The first train carrying migrant workers stranded by a nationwide lockdown in India has left the southern state of Telangana.
The 24-coach train, carrying 1,200 passengers, is travelling non-stop to eastern Jharkhand state.
Earlier this week, India said millions of people stranded by the lockdown can return to their home states.
The country has been in lockdown to curb the spread of coronavirus since 24 March.
However, the movement of people will be only possible through state government facilitation, which means people cannot attempt to cross state borders on their own.
This train is a “one-off special train” to transport the workers on the request of the Telangana state government, Rakesh Ch, the chief public relations officer of South-Central Railways, told the BBC.
The train left Lingampally, a suburb of the southern city of Hyderabad, early on Friday and is expected to reach Hatia in Jharkhand on Saturday.
Mr Rakesh said that adequate social distancing precautions had been taken and food was being served to the passengers.
He said each carriage was carrying 54 passengers instead of its 72-seat capacity.

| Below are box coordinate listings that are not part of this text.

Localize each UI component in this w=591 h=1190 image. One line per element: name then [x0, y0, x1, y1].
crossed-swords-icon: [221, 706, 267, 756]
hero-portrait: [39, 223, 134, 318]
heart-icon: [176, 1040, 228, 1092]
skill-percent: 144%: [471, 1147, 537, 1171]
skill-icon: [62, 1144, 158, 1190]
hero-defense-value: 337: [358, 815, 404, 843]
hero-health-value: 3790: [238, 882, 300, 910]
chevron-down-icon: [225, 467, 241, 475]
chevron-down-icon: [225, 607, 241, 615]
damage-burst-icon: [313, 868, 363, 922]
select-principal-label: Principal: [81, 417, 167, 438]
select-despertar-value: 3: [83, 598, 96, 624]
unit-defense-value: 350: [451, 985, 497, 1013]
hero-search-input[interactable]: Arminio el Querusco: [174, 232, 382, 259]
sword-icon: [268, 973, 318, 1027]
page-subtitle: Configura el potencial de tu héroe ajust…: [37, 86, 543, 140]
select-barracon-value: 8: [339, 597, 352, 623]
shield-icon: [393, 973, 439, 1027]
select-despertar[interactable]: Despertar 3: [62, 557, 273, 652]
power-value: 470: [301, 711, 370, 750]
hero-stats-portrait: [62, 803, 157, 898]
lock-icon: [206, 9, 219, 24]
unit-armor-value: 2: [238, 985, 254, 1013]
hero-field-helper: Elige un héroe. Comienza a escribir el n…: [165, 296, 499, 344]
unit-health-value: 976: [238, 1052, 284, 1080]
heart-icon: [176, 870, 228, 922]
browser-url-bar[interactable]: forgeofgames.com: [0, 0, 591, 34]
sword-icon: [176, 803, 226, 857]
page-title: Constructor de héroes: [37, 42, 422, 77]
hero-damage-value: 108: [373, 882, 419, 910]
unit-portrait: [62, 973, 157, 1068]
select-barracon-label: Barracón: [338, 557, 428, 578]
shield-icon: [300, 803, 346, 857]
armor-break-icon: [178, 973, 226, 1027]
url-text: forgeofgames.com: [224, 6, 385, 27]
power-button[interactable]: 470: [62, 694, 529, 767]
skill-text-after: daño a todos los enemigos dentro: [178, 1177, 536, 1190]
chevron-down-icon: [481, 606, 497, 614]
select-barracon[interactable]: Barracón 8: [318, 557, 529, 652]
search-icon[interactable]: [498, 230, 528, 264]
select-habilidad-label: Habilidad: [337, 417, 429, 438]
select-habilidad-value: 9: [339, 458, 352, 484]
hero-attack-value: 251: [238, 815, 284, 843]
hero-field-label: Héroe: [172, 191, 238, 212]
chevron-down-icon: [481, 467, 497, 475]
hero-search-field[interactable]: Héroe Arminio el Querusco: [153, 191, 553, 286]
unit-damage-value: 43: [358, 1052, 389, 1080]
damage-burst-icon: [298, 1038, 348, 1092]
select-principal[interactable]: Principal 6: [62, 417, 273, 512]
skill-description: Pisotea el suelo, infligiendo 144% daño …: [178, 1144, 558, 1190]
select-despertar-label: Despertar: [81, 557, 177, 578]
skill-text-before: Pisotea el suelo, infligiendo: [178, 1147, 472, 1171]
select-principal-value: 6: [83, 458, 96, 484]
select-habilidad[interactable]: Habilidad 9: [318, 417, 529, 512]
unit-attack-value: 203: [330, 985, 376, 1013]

“The middle berth is not being used in the sleeper coaches and only two people are sitting in the general coaches,” Mr Rakesh said.
Before the train pulled out of the station, all the passengers were screened for fever and other symptoms.
They had all been employed at a construction site at the Indian Institute of Technology, a top engineering school, in Hyderabad city.
The workers had earlier protested at the site against the non-payment of wages by their contractor.
Senior official M Hanumantha Rao said the contractor was asked to pay their salaries and arrangement made to send them back home.
The journey was organised at “very short notice”, senior police official S Chandra Shekar Reddy told BBC Telugu.
“We screened them at the labour camp itself and transported them to the railway station in buses,” he said.
India’s migrant workers are the backbone of the big city economy, constructing houses, cooking food, serving in eateries, delivering takeaways, cutting hair in salons, making automobiles, plumbing toilets and delivering newspapers, among other things.
Most of the country’s estimated 100 million migrant workers live in squalid conditions.
When industries shut down overnight, many of them feared they would starve.
For days, they walked – sometimes hundreds of kilometres – to reach their villages because bus and train services were shut down overnight. Several died trying to make the journey.
Some state governments tried to facilitate buses, but these were quickly overrun. Thousands of others have been placed in quarantine centres and relief camps.